Personal information
- Full name: Kevin Vance Hernández Kirkconnell
- Date of birth: 21 December 1985 (age 40)
- Place of birth: Guanaja, Honduras
- Height: 5 ft 11 in (1.80 m)
- Position: Goalkeeper

Senior career*
- Years: Team / Apps / (Gls)
- 2003–2008: Victoria / 141 / (0)
- 2008: Bella Vista / 0 / (0)
- 2009: Central Español
- 2009–2018: Real España / ? / (?)
- 2019–2022: Platense / 1 / (0)

International career^{‡}
- 2007–2008: Honduras U-23 / 9 / (0)
- 2008–2014: Honduras / 7 / (0)

= Kevin Hernández (footballer, born 1985) =

Honduran footballer

Kevin Vance Hernández Kirkconnell (born 21 December 1985) is a Honduran football goalkeeper who currently plays for Platense in the Liga Nacional de Fútbol de Honduras.

==Club career==
He began his career in 2003 with Club Victoria before moving abroad to join Uruguayan side Bella Vista.

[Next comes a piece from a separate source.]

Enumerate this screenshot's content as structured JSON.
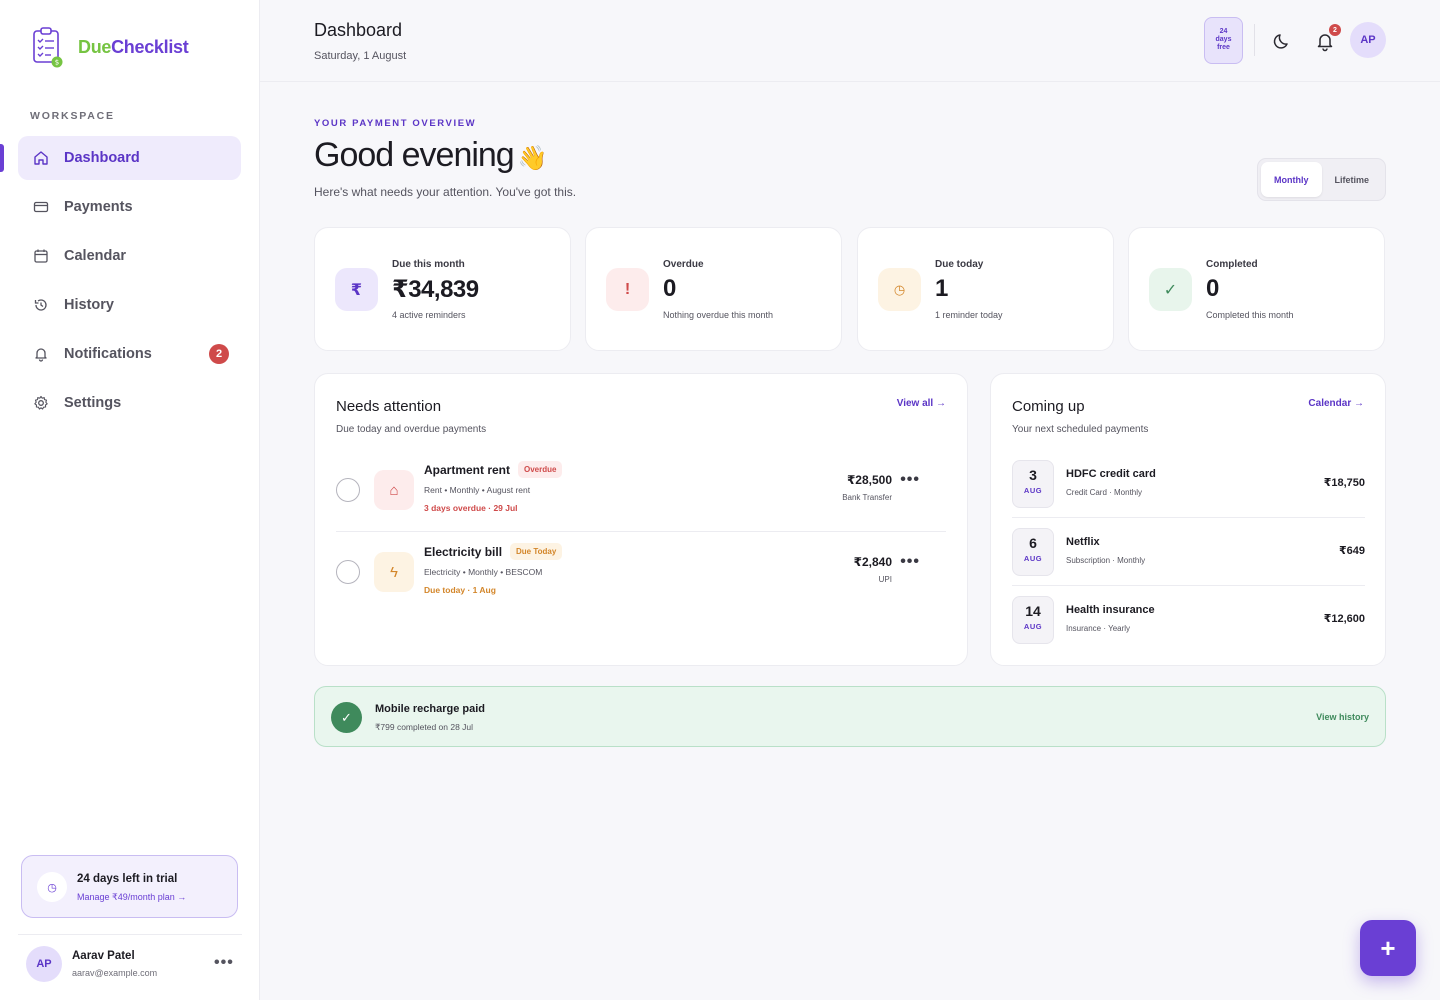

He moved to fellow Uruguayan outfit Central Español before the 2009 Clausura.

==International career==
He is also part of the U-23 squad that are the Pre-Olympic champions of CONCACAF 2008 where he was voted best goalkeeper of the competition. He made his debut for the national side on 22 May 2008 in a friendly against Belize and earned his second and so far last cap in the same year against Haiti. He has represented his country at the 2008 Summer Olympics.